Syrie, réminiscences : la guerre civile en Espagne avant-goût de la Seconde Guerre Mondiale


Par Norman Pollack – Le 27 novembre 2015 – Source CounterPunch

Le parallèle historique à propos de la Syrie est aujourd’hui la guerre civile espagnole de la fin des années 1930, une répétition générale pour la construction d’un conflit plus large, mais maintenant avec les acteurs clés disposés différemment et l’idéologie brouillée pour tenir compte de ces différences. Le nazisme n’est plus un facteur en tant que place attribuée à l’Amérique dans la mobilisation des forces naissantes du monde du fascisme pour faire face à une alternative de gauche combattant la contre-révolution et le capitalisme sauvage.

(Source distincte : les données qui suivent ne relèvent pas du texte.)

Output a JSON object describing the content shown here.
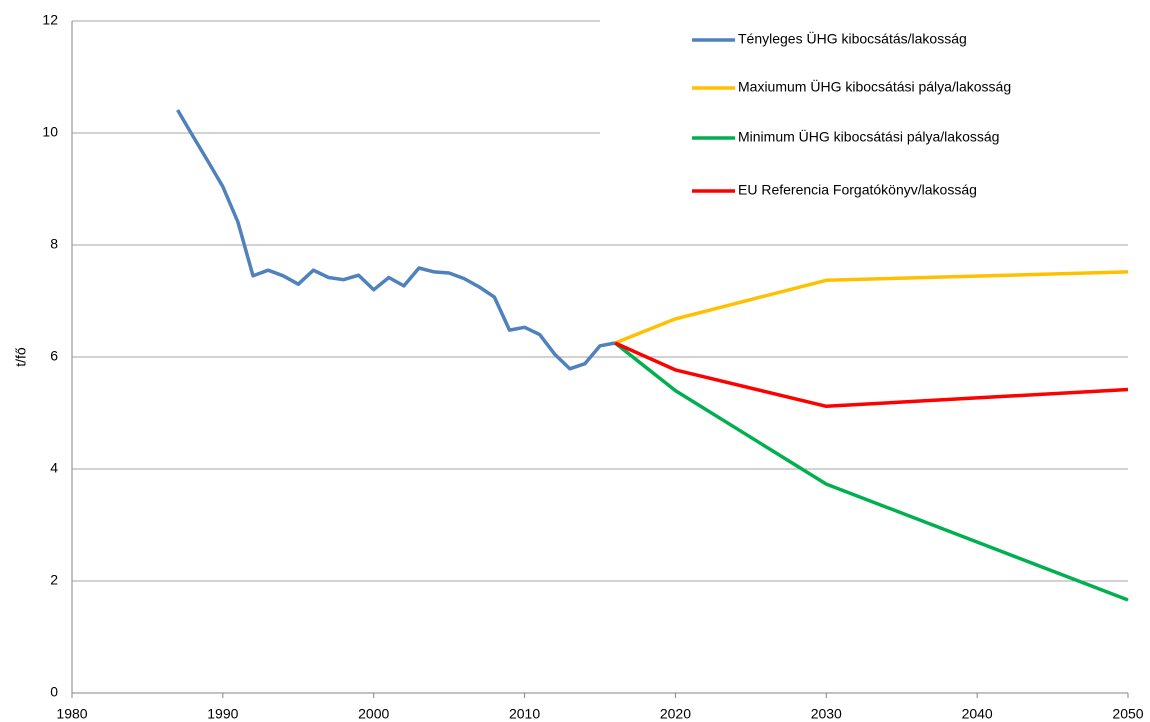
{
  "chart_data": {
    "type": "line",
    "y_label": "t/fő",
    "xlim": [
      1980,
      2050
    ],
    "xticks": [
      1980,
      1990,
      2000,
      2010,
      2020,
      2030,
      2040,
      2050
    ],
    "ylim": [
      0,
      12
    ],
    "yticks": [
      0,
      2,
      4,
      6,
      8,
      10,
      12
    ],
    "grid": true,
    "legend": "upper right",
    "series": [
      {
        "name": "Tényleges ÜHG kibocsátás/lakosság",
        "color": "#4f81bd",
        "x": [
          1987,
          1988,
          1989,
          1990,
          1991,
          1992,
          1993,
          1994,
          1995,
          1996,
          1997,
          1998,
          1999,
          2000,
          2001,
          2002,
          2003,
          2004,
          2005,
          2006,
          2007,
          2008,
          2009,
          2010,
          2011,
          2012,
          2013,
          2014,
          2015,
          2016
        ],
        "values": [
          10.41,
          9.95,
          9.5,
          9.04,
          8.41,
          7.45,
          7.55,
          7.45,
          7.3,
          7.55,
          7.42,
          7.38,
          7.46,
          7.2,
          7.42,
          7.27,
          7.59,
          7.52,
          7.5,
          7.4,
          7.25,
          7.07,
          6.48,
          6.53,
          6.4,
          6.05,
          5.79,
          5.88,
          6.2,
          6.25
        ]
      },
      {
        "name": "Maxiumum ÜHG kibocsátási pálya/lakosság",
        "color": "#ffc000",
        "x": [
          2016,
          2020,
          2030,
          2050
        ],
        "values": [
          6.25,
          6.68,
          7.37,
          7.52
        ]
      },
      {
        "name": "Minimum ÜHG kibocsátási pálya/lakosság",
        "color": "#00b050",
        "x": [
          2016,
          2020,
          2030,
          2050
        ],
        "values": [
          6.25,
          5.4,
          3.73,
          1.66
        ]
      },
      {
        "name": "EU Referencia Forgatókönyv/lakosság",
        "color": "#ff0000",
        "x": [
          2016,
          2020,
          2030,
          2050
        ],
        "values": [
          6.25,
          5.77,
          5.12,
          5.42
        ]
      }
    ]
  }
}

Il n’y a pas de Brigade Abraham Lincoln pour combattre aux côtés des défenseurs républicains du gouvernement démocratique. Obama est Franco, le régime a modifié la nature de l’accent mis à façonner l’alignement de l’Ouest (USA-UE-Otan) pour détruire non pas la révolution ou le communisme en soi – tous deux pratiquement inexistants puisque la Russie évolue à travers des éléments mixtes et capitalistes significatifs, bien éloignés du socialisme dynamique. La Russie est néanmoins encore dans le collimateur, avec la Chine, bloquant l’hégémonie mondiale américaine unilatérale en tant qu’avant-garde d’un système militarisé, fer de lance du capitalisme, fondé sur l’élimination des mouvements et des gouvernements socio-économiques de gauche. La vision est totalitaire : tout ce qui interfère avec la domination pure et simple de l’Ouest, avec les États-Unis au centre, à l’égard de l’Asie, de l’Amérique latine, de l’Afrique, le tout commodément  défini comme le reste du monde pour inclure tout ce qui se trouve en dehors des limites de l’Ouest, doit être tenu en échec, interdit de développement autonome, isolé et aseptisé pour assurer la subordination et la servilité.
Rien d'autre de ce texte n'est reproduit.